Todo comenzó en Túnez cuando el pueblo se lanzó a las calles y acabó derribando al Gobierno dictador y corrupto que, desde hacía treinta años, les mantenía a raya con el parabién de los moralistas de Occidente. Su experiencia se ha extendido a otros países árabes, como Argelia, Jordania, Yemen y Egipto. Ha sido en este último donde ha prendido la llama antigubernamental con mayor fuerza, en un viernes de la ira al que se han sumado jóvenes y ancianos, universitarios y trabajadores, laicos y religiosos, musulmanes y cristianos.

Aún es pronto para aventurar hasta dónde llegarán estas movilizaciones populares y qué objetivos alcanzarán. Desde luego, ya nada podrá ser como antes, porque el viernes de la ira consiguió aunar a multitudes hartas del despotismo, a pesar del corte de las comunicaciones y del inmenso despliegue de policías y militares.

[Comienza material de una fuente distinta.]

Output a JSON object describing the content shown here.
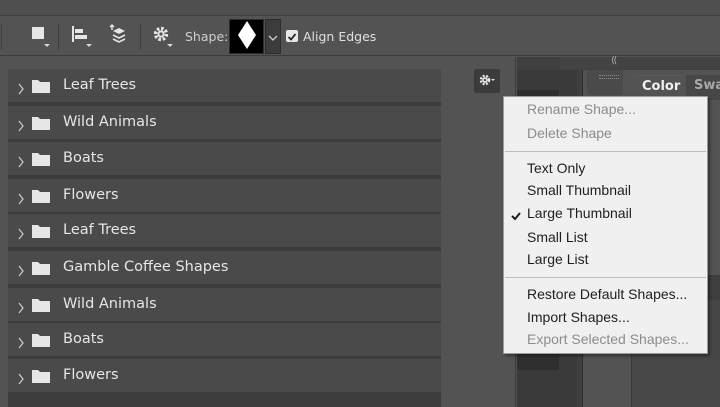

Es difícil pensar que todo concluya con los numerosos muertos, heridos y detenidos que se produjeron, porque países como Egipto no están para muchas aventuras si se corta el suministro de los turistas.

A primera vista, resulta extraña esta coincidencia y aparece inevitable la pregunta de por qué ahora. En nuestra amable Europa siempre pensamos que las dictaduras son regímenes consustanciales con la propia morería, donde los estados de excepción se mantienen en vigor durante lustros. A nadie extrañaba que los emires duraran en sus cargos decenas de años, que se traspasaran los cargos republicanos de padres a hijos y que los dirigentes holgaran en una insultante opulencia oriental mientras el pueblo malvivía vendiendo baratijas en los zocos. Se consideraba propio de la fatalidad musulmana que las gentes de aquellos lugares permanecieran sentados durante horas ante una taza de te y quizá fumando un narguile, en una espera resignada y secular por ver pasar el cadáver del enemigo. Eran todas ellas bonitas estampas para ser retratadas por los turistas, entre foto y foto de alguna mezquita medieval.

Pero, de pronto y de forma aparentemente incomprensible, se les acabó la paciencia, por la tonta cuestión de que se encareció infinitamente el precio del trigo, que es el pan suyo de cada día, y el cuscús, y el búlgur y casi todo lo que por allí se come. Inmediatamente vienen a la memoria los mercachifles internacionales como los culpables de esa crisis alimentaria, porque les ha dado por comprar cereales con lo que ha subido su precio. Así que otra vez los malvados especuladores, que no tienen bastante con habernos fastidiado nuestras economías y empleos, sino que nos van a jorobar también las vacaciones de sol y pirámides.

Desde nuestra lela burbuja europea se nos llenaba la boca hablando de las nuevas tecnologías, la ecología, el cambio climático y demás zarandajas. Pensamos que era cosa muy avanzada fabricar carburantes con cereales para sustituir al petróleo. Eran carburantes verdes, o sea, lo más moderno. Lo que pasa es que no nos dimos cuenta de que, con ello, se encareció el pan, y un viernes los pueblos sarracenos estallaron de ira.